鈴音は頷いた。記憶の中にある知識と一致する。
「皇太后様は、皇帝様が力をつけることを恐れています。だから、皇帝様に近づく者を……」
翠蘭の声が途切れた。
「排除する」
鈴音が続きを言った。
「そういうこと」
翠蘭は涙を拭った。
「お妃様は、茶会で皇帝様に気に入られそうだった。皇帝様の目が、お妃様を見ていました。優しい目で」
だから。
鈴音は全てを理解した。
皇太后は、鈴音が皇帝の寵愛を得ることを恐れた。だから毒を盛り、その罪を鈴音に着せた。
陰謀。権力闘争。
茶とは何の関係もない、醜い争いの犠牲になったのだ。
翠蘭が去った後、独房には静寂が戻った。
鈴音は窓の格子から見える月を眺めた。

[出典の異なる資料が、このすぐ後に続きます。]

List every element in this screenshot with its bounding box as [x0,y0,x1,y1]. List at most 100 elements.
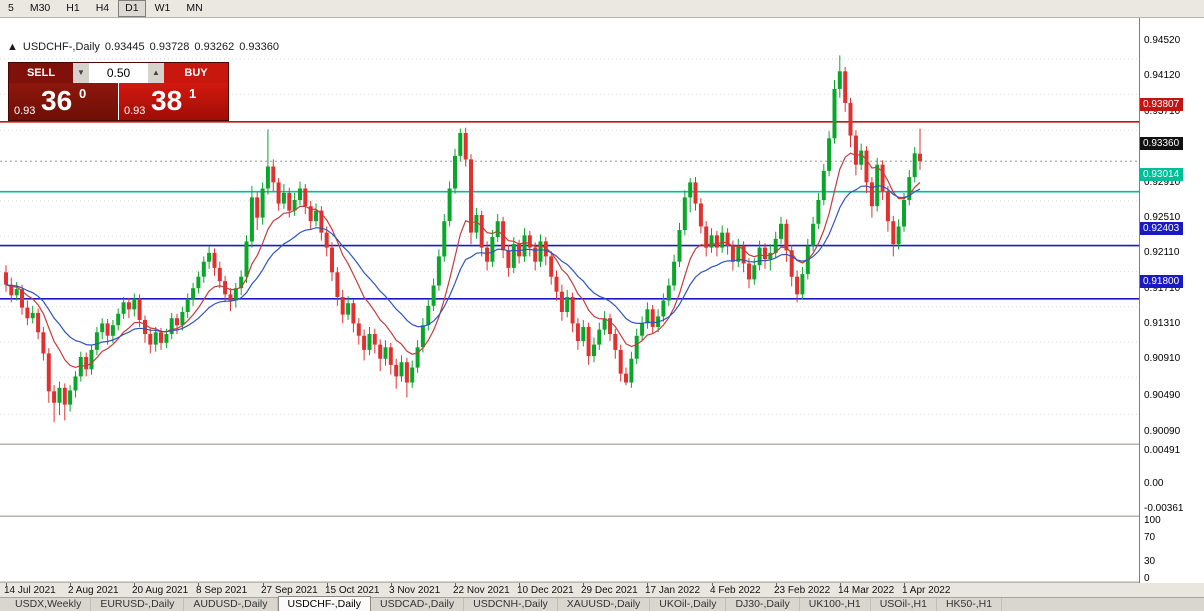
buy-price-base: 0.93 [124,105,146,117]
chart-tab[interactable]: DJ30-,Daily [726,598,800,611]
period-button-W1[interactable]: W1 [154,2,171,14]
symbol-direction-icon: ▲ [7,41,18,53]
time-tick [519,583,520,586]
chart-tab[interactable]: USOil-,H1 [871,598,937,611]
period-button-5[interactable]: 5 [8,2,14,14]
buy-price-big: 38 [151,85,183,116]
buy-button[interactable]: BUY [164,63,228,83]
period-button-D1[interactable]: D1 [118,0,146,17]
chart-tab[interactable]: HK50-,H1 [937,598,1003,611]
chart-tab[interactable]: USDCHF-,Daily [277,596,372,611]
macd-indicator-panel[interactable]: MACD(12,26,9)0.0007670.000130 [0,445,1139,515]
time-axis[interactable]: 14 Jul 2021 2 Aug 2021 20 Aug 2021 8 Sep 20… [0,583,1204,597]
chart-tab[interactable]: EURUSD-,Daily [91,598,185,611]
price-tick-label: 0.94120 [1144,70,1181,82]
time-tick [134,583,135,586]
ohlc-high: 0.93728 [149,41,190,53]
time-tick [455,583,456,586]
price-tick-label: 0.91710 [1144,282,1181,294]
candlestick-chart[interactable] [0,36,1139,461]
time-tick [840,583,841,586]
price-tick-label: 0.92910 [1144,176,1181,188]
price-tag: 0.92403 [1140,221,1184,235]
date-label: 14 Jul 2021 [4,585,56,596]
period-button-MN[interactable]: MN [186,2,203,14]
price-tick-label: 0.90090 [1144,425,1181,437]
date-label: 8 Sep 2021 [196,585,248,596]
chart-tab[interactable]: USDCNH-,Daily [464,598,558,611]
time-tick [647,583,648,586]
period-button-M30[interactable]: M30 [29,2,51,14]
date-label: 10 Dec 2021 [517,585,574,596]
price-tick-label: 0.91310 [1144,318,1181,329]
date-label: 3 Nov 2021 [389,585,441,596]
volume-increase-button[interactable]: ▲ [148,63,164,83]
trade-panel-top-row: SELL ▼ 0.50 ▲ BUY [9,63,228,83]
sell-button[interactable]: SELL [9,63,73,83]
price-tick-label: 0.92510 [1144,212,1181,224]
price-tick-label: 70 [1144,532,1156,544]
time-tick [198,583,199,586]
ohlc-low: 0.93262 [194,41,235,53]
price-tick-label: 100 [1144,515,1161,526]
date-label: 14 Mar 2022 [838,585,895,596]
panel-splitter[interactable] [0,515,1204,517]
rsi-indicator-panel[interactable]: RSI(14)57.0686 [0,517,1139,581]
price-tick-label: 0.90490 [1144,390,1181,402]
volume-input[interactable]: 0.50 [89,63,148,83]
price-tick-label: 0.94520 [1144,34,1181,46]
date-label: 17 Jan 2022 [645,585,701,596]
time-tick [6,583,7,586]
chart-tab[interactable]: UKOil-,Daily [650,598,727,611]
buy-price-button[interactable]: 0.93 38 1 [119,83,228,120]
chart-tab[interactable]: AUDUSD-,Daily [184,598,278,611]
date-label: 29 Dec 2021 [581,585,638,596]
price-tick-label: 30 [1144,555,1156,567]
time-tick [776,583,777,586]
one-click-trading-panel: SELL ▼ 0.50 ▲ BUY 0.93 36 0 0.93 38 1 [8,62,229,121]
chart-tab[interactable]: XAUUSD-,Daily [558,598,651,611]
price-tick-label: 0.93710 [1144,106,1181,118]
date-label: 1 Apr 2022 [902,585,951,596]
time-tick [712,583,713,586]
chart-tab[interactable]: USDCAD-,Daily [371,598,465,611]
price-tag: 0.93360 [1140,137,1184,151]
chart-tab[interactable]: USDX,Weekly [6,598,92,611]
main-chart-panel[interactable]: ▲ USDCHF-,Daily 0.93445 0.93728 0.93262 0.933… [0,18,1139,450]
date-label: 22 Nov 2021 [453,585,510,596]
time-tick [263,583,264,586]
period-button-H4[interactable]: H4 [95,2,110,14]
date-label: 27 Sep 2021 [261,585,318,596]
date-label: 23 Feb 2022 [774,585,831,596]
sell-price-big: 36 [41,85,73,116]
price-tick-label: 0.90910 [1144,353,1181,365]
period-button-H1[interactable]: H1 [66,2,80,14]
time-tick [583,583,584,586]
time-tick [70,583,71,586]
price-axis[interactable]: 0.94520 0.94120 0.93710 0.92910 0.92510 0.921… [1139,18,1204,584]
date-label: 4 Feb 2022 [710,585,761,596]
price-tick-label: 0.00491 [1144,444,1181,456]
time-tick [391,583,392,586]
chart-tab[interactable]: UK100-,H1 [800,598,871,611]
price-tag: 0.91800 [1140,274,1184,288]
time-tick [327,583,328,586]
volume-decrease-button[interactable]: ▼ [73,63,89,83]
panel-splitter[interactable] [0,443,1204,445]
date-label: 20 Aug 2021 [132,585,189,596]
price-tick-label: 0.00 [1144,478,1164,489]
time-tick [904,583,905,586]
sell-price-base: 0.93 [14,105,36,117]
price-tag: 0.93014 [1140,167,1184,181]
sell-price-button[interactable]: 0.93 36 0 [9,83,118,120]
ohlc-open: 0.93445 [104,41,145,53]
panel-splitter[interactable] [0,581,1204,583]
timeframe-button-group: 5 M30 H1 H4 D1 W1 MN [0,0,211,17]
date-label: 2 Aug 2021 [68,585,119,596]
chart-tab-bar: USDX,Weekly EURUSD-,Daily AUDUSD-,Daily USD… [0,596,1204,611]
price-tick-label: 0 [1144,573,1150,584]
price-tick-label: 0.92110 [1144,247,1180,259]
chart-title: ▲ USDCHF-,Daily 0.93445 0.93728 0.93262 0.933… [7,41,284,53]
buy-price-sup: 1 [189,86,197,101]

満月だった。優しい光が独房を照らしている。
目を閉じると、前世の記憶が蘇った。
日本茶カフェの小さな店内。白い壁。木のカウンター。
常連客の笑顔。
「今日も美味しいね」
「この抹茶、最高だよ」
「また来るね」
一人一人の顔が、鮮明に思い出される。
茶を淹れる喜び。人を笑顔にする幸せ。
あの日々は、穏やかで満たされていた。
鈴音は目を開けた。涙が頬を伝う。